I played on the piano for the first time when I was 9, 10, and 11, and quit, because I felt too overwhelmed at the difficulty. Only recently, about 3 weeks ago, I decided to return to the piano again. I have many reasons why I want to play the piano.
1. Cognition. I want the piano-playing to help me become more aware of the environment and process things more efficiently and quickly.
2. Hand-Eye Coordination and Dexterity. I want the piano-playing to improve my hand-eye coordination and dexterity. As I progress through music sheets, I notice that I have to do octave stretches, finger crosses and jumps, and figure out the best finger placement to play the desired notes. The more I practice, the better of a sight-reader I become. Brahm's lullaby requires some hand movements in addition to finger movements (so it may be helpful to know how to play just by sight-reading and without looking at the hands).
3. Singing. I love to sing, and I just want my piano playing to help me become a better singer.
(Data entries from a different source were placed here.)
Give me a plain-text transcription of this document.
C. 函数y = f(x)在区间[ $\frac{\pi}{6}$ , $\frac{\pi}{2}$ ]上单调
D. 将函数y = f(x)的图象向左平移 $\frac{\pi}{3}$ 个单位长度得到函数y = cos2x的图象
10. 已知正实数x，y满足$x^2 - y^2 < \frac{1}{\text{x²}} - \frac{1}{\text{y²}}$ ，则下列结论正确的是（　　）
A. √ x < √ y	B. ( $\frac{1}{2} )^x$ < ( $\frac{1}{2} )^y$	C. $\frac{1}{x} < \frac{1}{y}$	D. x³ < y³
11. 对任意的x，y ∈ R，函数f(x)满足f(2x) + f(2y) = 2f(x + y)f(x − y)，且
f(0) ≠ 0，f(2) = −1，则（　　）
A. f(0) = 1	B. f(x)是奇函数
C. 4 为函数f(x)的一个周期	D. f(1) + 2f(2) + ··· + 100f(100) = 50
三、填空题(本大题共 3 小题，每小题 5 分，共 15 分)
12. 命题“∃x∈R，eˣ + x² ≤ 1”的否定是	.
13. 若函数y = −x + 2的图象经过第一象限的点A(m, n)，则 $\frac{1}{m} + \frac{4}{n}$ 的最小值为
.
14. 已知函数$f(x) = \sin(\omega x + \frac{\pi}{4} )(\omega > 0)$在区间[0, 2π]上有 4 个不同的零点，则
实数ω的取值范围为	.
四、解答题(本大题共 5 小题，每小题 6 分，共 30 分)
4. Entertainment. For me, I find that piano playing is a productive form of entertainment. I have seen one homeless guy on YouTube who has a music background and makes tips on the streets, playing piano. When I saw that, I was like, "Sounds like a good idea." If I play an impressive performance, then I may earn some tips as a side income.
I know all the major scales now; before, I only knew the C major scale and the CEG chord, and somehow those two were the only ones that persisted in my brain in 15 years. In 3 weeks time, I can play 13 different musical pieces, most of which are beginner-level. Most of the music sheets fit into the classical, Christian, or children genre. You may be surprised at the number of people who ask online whether it's too late to play the piano. Personally, I believe that it is never too late. You can start at any time. In fact, learning as an adult is actually much faster than learning as a child. In my personal experience, a simple musical piece like "Are you sleeping? Are you sleeping? Brother John. Brother John" takes just about a couple of minutes to learn and play with both hands simultaneously (right hand melody, left hand harmony), provided that you can already read sheet music and have performed more difficult pieces.
I long for a day where I can find an audience other than my parents. Maybe someday I may casually play an impressive performance on a street piano and earn tips. In the meantime, I'll just have to keep on practicing. Practice makes perfect.